Quantitative analysis of cotransfection efficiencies in studies of ionotropic glutamate receptor complexes.

Transient transfection of cultured mammalian cells is widely employed in the study of ionotropic glutamate receptors. Heteromeric expression is usually achieved by simultaneous transfection of various combinations of glutamate receptor subunit-encoding cDNAs. This approach is based on an "all-or-none" assumption, rarely verified experimentally, that any given cell expresses all subunits present during transfection. A similar assumption implicitly is made when cotransfection of a cDNA encoding a fluorescent marker protein is applied to distinguish transfected from untransfected cells. A further frequent assumption alleges that the ratio between cDNAs used in cotransfection experiments directs the assembly of receptor complexes in heterologous expression systems. To check the validity of these assumptions for ionotropic glutamate receptors as model transmembrane receptors, we generated fluorescently labeled receptor subunits and introduced them into HEK-293 cells by the calcium phosphate method. Analyzing the expression of multiple fusion proteins by confocal microscopy, we evaluated the coexpression efficiencies for various glutamate receptor cDNA combinations, cDNA amounts, and cDNA ratios. Several factors were found to influence the individual, cumulative, and cotransfection efficiencies, including the cDNA ratio, the nature of the expressed protein, and the specific combination of cotransfected cDNAs.

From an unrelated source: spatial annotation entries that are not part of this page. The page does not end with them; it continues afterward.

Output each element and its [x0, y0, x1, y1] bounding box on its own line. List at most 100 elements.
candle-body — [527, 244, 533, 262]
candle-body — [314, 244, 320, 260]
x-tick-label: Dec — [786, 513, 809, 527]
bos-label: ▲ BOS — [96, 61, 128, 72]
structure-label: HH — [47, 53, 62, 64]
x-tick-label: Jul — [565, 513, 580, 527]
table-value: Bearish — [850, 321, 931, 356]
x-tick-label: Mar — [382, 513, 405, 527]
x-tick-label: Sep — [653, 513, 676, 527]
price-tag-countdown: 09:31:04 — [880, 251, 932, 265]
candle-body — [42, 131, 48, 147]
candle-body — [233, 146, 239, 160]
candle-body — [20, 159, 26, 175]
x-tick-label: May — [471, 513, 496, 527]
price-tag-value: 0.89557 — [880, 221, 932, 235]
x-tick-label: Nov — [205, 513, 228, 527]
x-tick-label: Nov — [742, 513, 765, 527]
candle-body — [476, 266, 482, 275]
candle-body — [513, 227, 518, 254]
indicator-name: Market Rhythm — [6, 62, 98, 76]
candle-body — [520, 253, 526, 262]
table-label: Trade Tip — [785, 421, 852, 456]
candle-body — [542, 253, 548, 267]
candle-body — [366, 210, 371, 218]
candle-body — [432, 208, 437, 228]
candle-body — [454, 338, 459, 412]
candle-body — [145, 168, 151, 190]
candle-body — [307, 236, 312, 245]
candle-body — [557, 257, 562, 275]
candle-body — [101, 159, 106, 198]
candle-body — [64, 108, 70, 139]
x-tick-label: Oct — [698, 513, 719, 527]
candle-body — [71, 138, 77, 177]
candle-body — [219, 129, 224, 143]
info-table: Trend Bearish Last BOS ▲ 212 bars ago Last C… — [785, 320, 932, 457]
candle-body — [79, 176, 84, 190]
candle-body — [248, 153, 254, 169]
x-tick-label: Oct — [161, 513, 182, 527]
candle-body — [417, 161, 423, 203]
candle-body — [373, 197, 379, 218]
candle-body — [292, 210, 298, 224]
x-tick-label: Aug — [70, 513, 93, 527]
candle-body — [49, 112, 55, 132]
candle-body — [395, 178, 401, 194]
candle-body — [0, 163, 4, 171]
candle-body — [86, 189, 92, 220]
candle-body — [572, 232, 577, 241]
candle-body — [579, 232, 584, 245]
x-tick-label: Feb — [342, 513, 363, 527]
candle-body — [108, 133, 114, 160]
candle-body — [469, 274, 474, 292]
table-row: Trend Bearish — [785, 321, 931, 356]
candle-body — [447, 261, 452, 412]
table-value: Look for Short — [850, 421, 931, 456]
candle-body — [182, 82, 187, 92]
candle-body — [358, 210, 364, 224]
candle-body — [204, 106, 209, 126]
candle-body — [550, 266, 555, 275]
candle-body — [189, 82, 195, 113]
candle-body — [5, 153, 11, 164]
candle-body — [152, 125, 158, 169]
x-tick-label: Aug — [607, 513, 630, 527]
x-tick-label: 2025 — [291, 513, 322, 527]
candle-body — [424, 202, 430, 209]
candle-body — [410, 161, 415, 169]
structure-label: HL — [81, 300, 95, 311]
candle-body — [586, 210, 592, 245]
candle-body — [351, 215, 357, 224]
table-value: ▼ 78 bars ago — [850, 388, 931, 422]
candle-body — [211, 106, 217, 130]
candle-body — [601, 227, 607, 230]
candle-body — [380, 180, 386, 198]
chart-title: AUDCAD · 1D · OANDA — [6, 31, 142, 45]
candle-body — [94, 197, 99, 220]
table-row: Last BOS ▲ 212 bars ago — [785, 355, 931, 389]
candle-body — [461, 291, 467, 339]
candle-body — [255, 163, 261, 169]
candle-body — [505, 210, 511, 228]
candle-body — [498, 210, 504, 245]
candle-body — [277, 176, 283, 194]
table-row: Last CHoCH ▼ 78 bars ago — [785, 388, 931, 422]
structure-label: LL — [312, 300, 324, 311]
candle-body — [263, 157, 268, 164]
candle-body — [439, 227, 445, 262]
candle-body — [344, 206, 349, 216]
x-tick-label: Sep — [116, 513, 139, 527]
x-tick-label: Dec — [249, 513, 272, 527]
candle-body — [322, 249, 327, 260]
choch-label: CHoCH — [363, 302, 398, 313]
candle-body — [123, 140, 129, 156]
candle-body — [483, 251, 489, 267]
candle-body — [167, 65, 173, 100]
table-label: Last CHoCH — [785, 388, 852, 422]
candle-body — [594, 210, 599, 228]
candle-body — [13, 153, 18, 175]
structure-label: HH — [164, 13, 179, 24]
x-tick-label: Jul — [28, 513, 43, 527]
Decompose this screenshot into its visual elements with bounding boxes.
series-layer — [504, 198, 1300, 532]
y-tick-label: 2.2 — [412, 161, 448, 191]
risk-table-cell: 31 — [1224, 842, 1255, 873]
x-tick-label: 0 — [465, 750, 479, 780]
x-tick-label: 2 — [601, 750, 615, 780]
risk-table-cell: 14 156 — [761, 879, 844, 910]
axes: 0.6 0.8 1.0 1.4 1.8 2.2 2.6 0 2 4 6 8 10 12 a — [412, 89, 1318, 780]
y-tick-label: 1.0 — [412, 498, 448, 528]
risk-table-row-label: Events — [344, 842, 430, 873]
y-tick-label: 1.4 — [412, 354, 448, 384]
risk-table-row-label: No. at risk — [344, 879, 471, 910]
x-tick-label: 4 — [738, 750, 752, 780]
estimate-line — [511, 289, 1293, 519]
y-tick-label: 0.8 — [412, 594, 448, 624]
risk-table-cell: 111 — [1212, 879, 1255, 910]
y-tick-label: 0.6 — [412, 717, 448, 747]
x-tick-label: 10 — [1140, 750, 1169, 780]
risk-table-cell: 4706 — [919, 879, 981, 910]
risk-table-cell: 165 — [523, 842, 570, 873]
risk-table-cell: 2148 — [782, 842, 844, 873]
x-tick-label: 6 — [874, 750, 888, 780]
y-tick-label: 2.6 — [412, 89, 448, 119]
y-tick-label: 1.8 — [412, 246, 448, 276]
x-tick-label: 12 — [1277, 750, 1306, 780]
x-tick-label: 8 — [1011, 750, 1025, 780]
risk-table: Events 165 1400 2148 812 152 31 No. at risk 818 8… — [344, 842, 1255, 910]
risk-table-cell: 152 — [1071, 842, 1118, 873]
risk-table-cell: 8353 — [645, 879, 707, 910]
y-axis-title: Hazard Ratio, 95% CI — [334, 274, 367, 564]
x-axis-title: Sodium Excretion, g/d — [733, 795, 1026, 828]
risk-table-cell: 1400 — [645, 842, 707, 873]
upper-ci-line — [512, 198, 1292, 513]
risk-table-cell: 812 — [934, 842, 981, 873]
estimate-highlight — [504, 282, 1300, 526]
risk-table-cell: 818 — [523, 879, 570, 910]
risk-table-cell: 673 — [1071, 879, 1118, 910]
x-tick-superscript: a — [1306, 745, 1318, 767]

After simultaneous transfection with equal amounts of several cDNAs, we demonstrate the consistent generation of several distinct populations of cells that express different receptor subunit combinations. The evidence we present suggests that cotransfected cells should always be independently tested for the expression of all target subunits before picking cells for the analysis of specific heteromeric receptor assemblies.